Meng Chuan entrou com serenidade no cômodo reservado, lançando o olhar sobre os dois notórios ladrões. O homem corpulento e o sujeito de barba cerrada levantaram-se de imediato, visivelmente cautelosos, mas ainda assim ostentando sorrisos corteses — afinal, dentro dos domínios da prefeitura de Dongning, evitavam provocar qualquer confusão. O barbudo, inclusive, inclinou-se respeitosamente e disse, sorrindo: “Saudações, jovem mestre Meng. O que o traz a este quarto? Em que podemos servi-lo, meu irmão e eu?”

“Matar.”

A voz soou tranquila, porém, ao mesmo tempo, um lampejo de lâmina iluminou o ambiente.

O golpe foi veloz demais!

Agora, já no auge do Reino de Transformação, Meng Chuan possuía uma base de poder tal que seu corpo demoníaco rivalizava com o de especialistas do Reino Sem Vazamentos.
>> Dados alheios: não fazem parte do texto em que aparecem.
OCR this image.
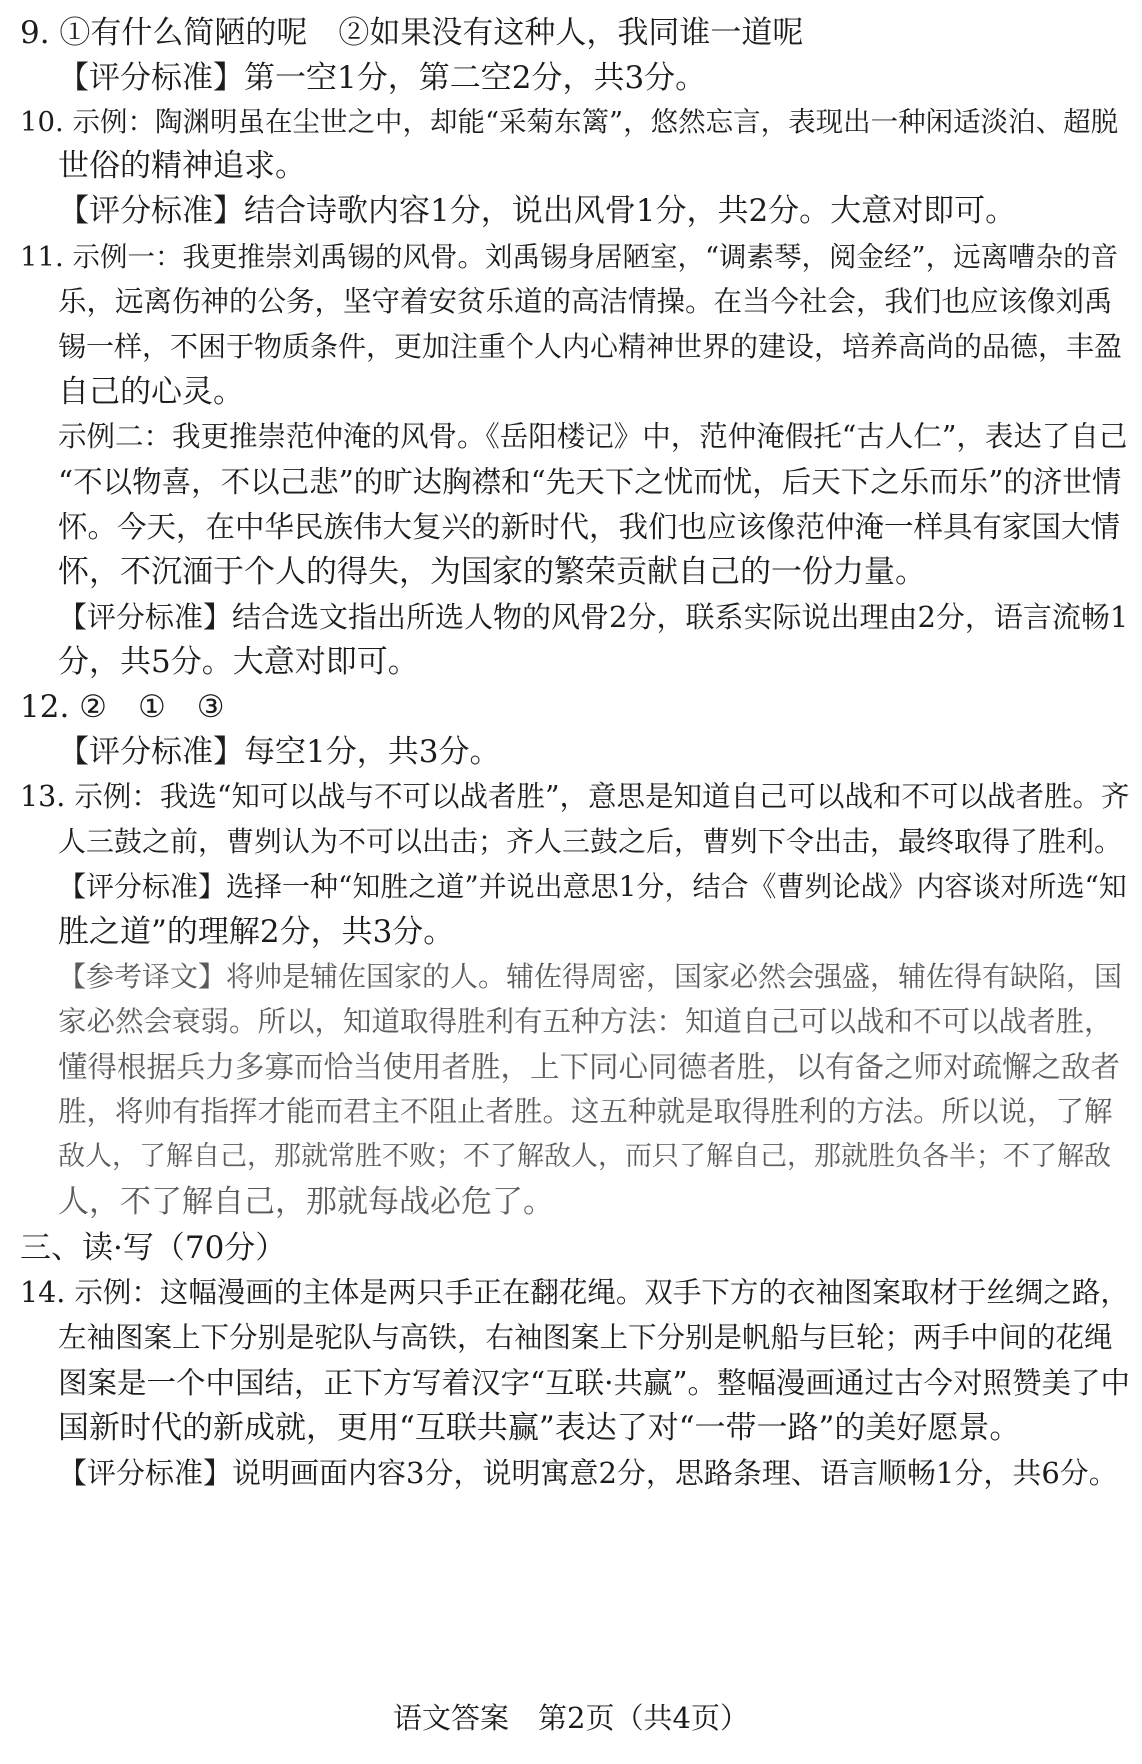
9. ①有什么简陋的呢　②如果没有这种人，我同谁一道呢
【评分标准】第一空1分，第二空2分，共3分。
10. 示例：陶渊明虽在尘世之中，却能“采菊东篱”，悠然忘言，表现出一种闲适淡泊、超脱
世俗的精神追求。
【评分标准】结合诗歌内容1分，说出风骨1分，共2分。大意对即可。
11. 示例一：我更推崇刘禹锡的风骨。刘禹锡身居陋室，“调素琴，阅金经”，远离嘈杂的音
乐，远离伤神的公务，坚守着安贫乐道的高洁情操。在当今社会，我们也应该像刘禹
锡一样，不困于物质条件，更加注重个人内心精神世界的建设，培养高尚的品德，丰盈
自己的心灵。
示例二：我更推崇范仲淹的风骨。《岳阳楼记》中，范仲淹假托“古人仁”，表达了自己
“不以物喜，不以己悲”的旷达胸襟和“先天下之忧而忧，后天下之乐而乐”的济世情
怀。今天，在中华民族伟大复兴的新时代，我们也应该像范仲淹一样具有家国大情
怀，不沉湎于个人的得失，为国家的繁荣贡献自己的一份力量。
【评分标准】结合选文指出所选人物的风骨2分，联系实际说出理由2分，语言流畅1
分，共5分。大意对即可。
12. ②　①　③
【评分标准】每空1分，共3分。
13. 示例：我选“知可以战与不可以战者胜”，意思是知道自己可以战和不可以战者胜。齐
人三鼓之前，曹刿认为不可以出击；齐人三鼓之后，曹刿下令出击，最终取得了胜利。
【评分标准】选择一种“知胜之道”并说出意思1分，结合《曹刿论战》内容谈对所选“知
胜之道”的理解2分，共3分。
【参考译文】将帅是辅佐国家的人。辅佐得周密，国家必然会强盛，辅佐得有缺陷，国
家必然会衰弱。所以，知道取得胜利有五种方法：知道自己可以战和不可以战者胜，
懂得根据兵力多寡而恰当使用者胜，上下同心同德者胜，以有备之师对疏懈之敌者
胜，将帅有指挥才能而君主不阻止者胜。这五种就是取得胜利的方法。所以说，了解
敌人，了解自己，那就常胜不败；不了解敌人，而只了解自己，那就胜负各半；不了解敌
人，不了解自己，那就每战必危了。
三、读·写（70分）
14. 示例：这幅漫画的主体是两只手正在翻花绳。双手下方的衣袖图案取材于丝绸之路，
左袖图案上下分别是驼队与高铁，右袖图案上下分别是帆船与巨轮；两手中间的花绳
图案是一个中国结，正下方写着汉字“互联·共赢”。整幅漫画通过古今对照赞美了中
国新时代的新成就，更用“互联共赢”表达了对“一带一路”的美好愿景。
【评分标准】说明画面内容3分，说明寓意2分，思路条理、语言顺畅1分，共6分。
语文答案　第2页（共4页）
E, tendo compreendido a essência da lâmina, mesmo sem utilizá-la plenamente, aliando corpo, mente e técnica, conseguia extrair um potencial extraordinário. Especialista em velocidade, ao brandir sua arma, fez gelar o coração dos dois ladrões em um instante.
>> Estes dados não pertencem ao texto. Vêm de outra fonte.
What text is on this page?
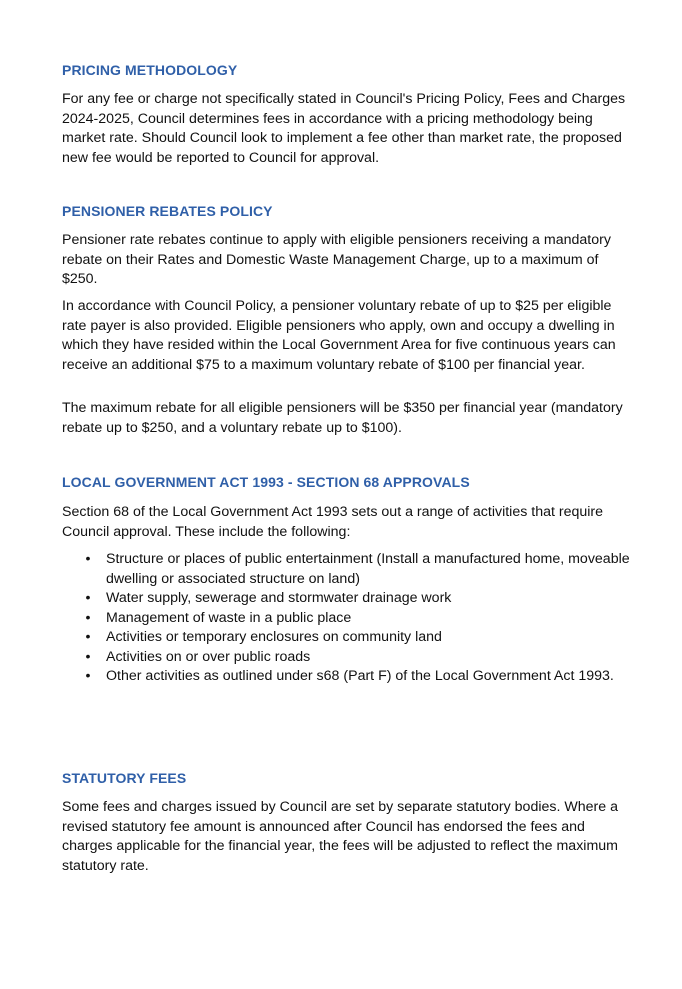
PRICING METHODOLOGY

For any fee or charge not specifically stated in Council's Pricing Policy, Fees and Charges 2024-2025, Council determines fees in accordance with a pricing methodology being market rate. Should Council look to implement a fee other than market rate, the proposed new fee would be reported to Council for approval.

PENSIONER REBATES POLICY

Pensioner rate rebates continue to apply with eligible pensioners receiving a mandatory rebate on their Rates and Domestic Waste Management Charge, up to a maximum of $250.

In accordance with Council Policy, a pensioner voluntary rebate of up to $25 per eligible rate payer is also provided. Eligible pensioners who apply, own and occupy a dwelling in which they have resided within the Local Government Area for five continuous years can receive an additional $75 to a maximum voluntary rebate of $100 per financial year.

The maximum rebate for all eligible pensioners will be $350 per financial year (mandatory rebate up to $250, and a voluntary rebate up to $100).

LOCAL GOVERNMENT ACT 1993 - SECTION 68 APPROVALS

Section 68 of the Local Government Act 1993 sets out a range of activities that require Council approval. These include the following:

• Structure or places of public entertainment (Install a manufactured home, moveable dwelling or associated structure on land)
• Water supply, sewerage and stormwater drainage work
• Management of waste in a public place
• Activities or temporary enclosures on community land
• Activities on or over public roads
• Other activities as outlined under s68 (Part F) of the Local Government Act 1993.
STATUTORY FEES

Some fees and charges issued by Council are set by separate statutory bodies. Where a revised statutory fee amount is announced after Council has endorsed the fees and charges applicable for the financial year, the fees will be adjusted to reflect the maximum statutory rate.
“Estamos em apuros”, perceberam ambos. O corpulento, menos hábil, não teve sequer tempo de reagir — a lâmina cortou-lhe a garganta.

Com sons guturais, o grandalhão levou as mãos ao pescoço enquanto o sangue jorrava impiedosamente. No rosto, estampavam-se terror e desespero ao sentir a vida esvair-se rapidamente.

“O quê?” O barbudo, sendo um mestre do Reino Sem Vazamentos, reagiu com muito mais destreza. No exato momento em que Meng Chuan desembainhou a lâmina, saltou pela janela sem hesitar. Sabia que, mesmo resistindo por dezenas de golpes, não teria chance alguma. Dentro da prefeitura, uma vez descoberta sua identidade, precisava fugir o mais depressa possível.

Quanto mais tempo perdesse, mais especialistas chegariam, e suas chances de sobreviver desapareceriam.

Após decapitar o corpulento, Meng Chuan, como um vulto indistinto, saltou também pela janela, perseguindo Zao Can, o Mão Sangrenta. Naquela noite, nenhum dos dois ladrões escaparia!

“O que está acontecendo?”

No salão principal do Pavilhão Nuvem Verde, muitos clientes e cortesãs viram uma figura saltar de um quarto no segundo andar, seguida por outra ainda mais veloz, cuja lâmina riscou o ar, desferindo um golpe furioso na direção do fugitivo.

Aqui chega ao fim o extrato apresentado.